Улица уже опустела, ночь покрыла ее мраком; с фонарем в руке прошел мимо ламповщик, а Гамлен все еще повторял про себя:
– До гробовой доски!..
Глава V
В девять часов утра Эварист уже застал в Люксембургском саду Элоди, ожидавшую его на скамье.
Прошел месяц с тех пор, как они объяснились в любви, и теперь они ежедневно встречались то в «Амуре-живописце», то в мастерской на Тионвильской площади. Свидания эти были очень нежны, но все же носили на себе печать известной сдержанности, которую налагал на них добродетельный и степенный характер Гамлена: деист и безупречный гражданин, он готов был соединить свою судьбу с судьбою любимой женщины, смотря по обстоятельствам, – перед лицом закона или перед лицом одного лишь Господа, но соглашался сделать это лишь открыто, не таясь от людей. Элоди отдавала должное столь благородному решению, но, отчаявшись вступить в брак, невозможный по многим причинам, и отказываясь вместе с тем кинуть вызов общественным приличиям, она в глубине души лелеяла мысль о тайной связи, которая, не бросаясь в глаза, с течением времени приобрела бы уважение окружающих. Она надеялась, что в один прекрасный день ей удастся преодолеть щепетильность своего слишком почтительного возлюбленного, и, не желая дольше откладывать необходимых признаний, она назначила ему свидание в безлюдном саду, близ монастыря картезианцев.
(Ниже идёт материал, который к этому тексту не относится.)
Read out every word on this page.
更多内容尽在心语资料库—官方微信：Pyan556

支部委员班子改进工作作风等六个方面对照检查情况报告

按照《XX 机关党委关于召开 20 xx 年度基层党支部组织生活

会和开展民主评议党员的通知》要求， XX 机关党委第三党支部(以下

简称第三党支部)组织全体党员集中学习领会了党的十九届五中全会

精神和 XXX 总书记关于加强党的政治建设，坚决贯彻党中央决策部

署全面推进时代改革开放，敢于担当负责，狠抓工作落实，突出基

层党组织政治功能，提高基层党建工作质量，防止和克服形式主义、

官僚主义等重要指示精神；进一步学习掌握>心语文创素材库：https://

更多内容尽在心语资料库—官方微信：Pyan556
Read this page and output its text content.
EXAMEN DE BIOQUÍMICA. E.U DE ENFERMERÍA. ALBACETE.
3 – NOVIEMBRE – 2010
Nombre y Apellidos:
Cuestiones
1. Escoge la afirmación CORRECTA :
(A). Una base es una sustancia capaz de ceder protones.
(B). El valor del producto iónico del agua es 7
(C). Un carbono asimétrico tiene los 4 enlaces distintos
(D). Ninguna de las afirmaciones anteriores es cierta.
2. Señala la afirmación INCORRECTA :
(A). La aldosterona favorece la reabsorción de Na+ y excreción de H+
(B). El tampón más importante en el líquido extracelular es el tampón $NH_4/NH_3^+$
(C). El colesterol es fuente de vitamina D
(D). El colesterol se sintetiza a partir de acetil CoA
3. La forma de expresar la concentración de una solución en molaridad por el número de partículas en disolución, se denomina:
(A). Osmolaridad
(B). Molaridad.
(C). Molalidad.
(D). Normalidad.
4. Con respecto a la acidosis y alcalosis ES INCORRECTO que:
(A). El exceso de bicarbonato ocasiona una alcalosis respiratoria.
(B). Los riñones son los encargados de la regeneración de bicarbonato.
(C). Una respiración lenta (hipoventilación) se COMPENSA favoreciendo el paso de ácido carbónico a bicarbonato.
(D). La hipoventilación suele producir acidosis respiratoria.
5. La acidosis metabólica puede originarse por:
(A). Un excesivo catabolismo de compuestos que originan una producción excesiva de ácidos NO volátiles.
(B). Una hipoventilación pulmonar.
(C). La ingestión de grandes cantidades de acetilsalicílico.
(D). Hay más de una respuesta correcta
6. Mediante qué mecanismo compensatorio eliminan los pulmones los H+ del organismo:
Взглянув на Эвариста с неподдельной нежностью, она взяла его за руку, усадила рядом с собой и заговорила, тщательно выбирая каждое слово:
– Я слишком уважаю вас, Эварист, чтобы таиться от вас. Я считаю себя достойной вас: я не была бы такой, если бы не сказала вам всего. Выслушайте меня и будьте моим судьей. Я не могу упрекнуть себя в подлом, низком или хотя бы корыстном поступке. Я была лишь слишком слаба и легковерна… Не упускайте из виду, мой друг, тяжелых обстоятельств, в которых я находилась. Вы знаете, я рано потеряла мать; отец, еще молодой человек, думал только о развлечениях и уделял мне мало внимания. Я выросла чувствительной девушкой: природа наделила меня нежным, любвеобильным сердцем, и, хотя она не отказала мне в здравом смысле, в ту пору чувство брало во мне верх над рассудком. Увы, оно и сейчас оказалось бы сильнее, если бы они оба – чувство и рассудок – не советовали мне, Эварист, отдаться вам безраздельно и навсегда!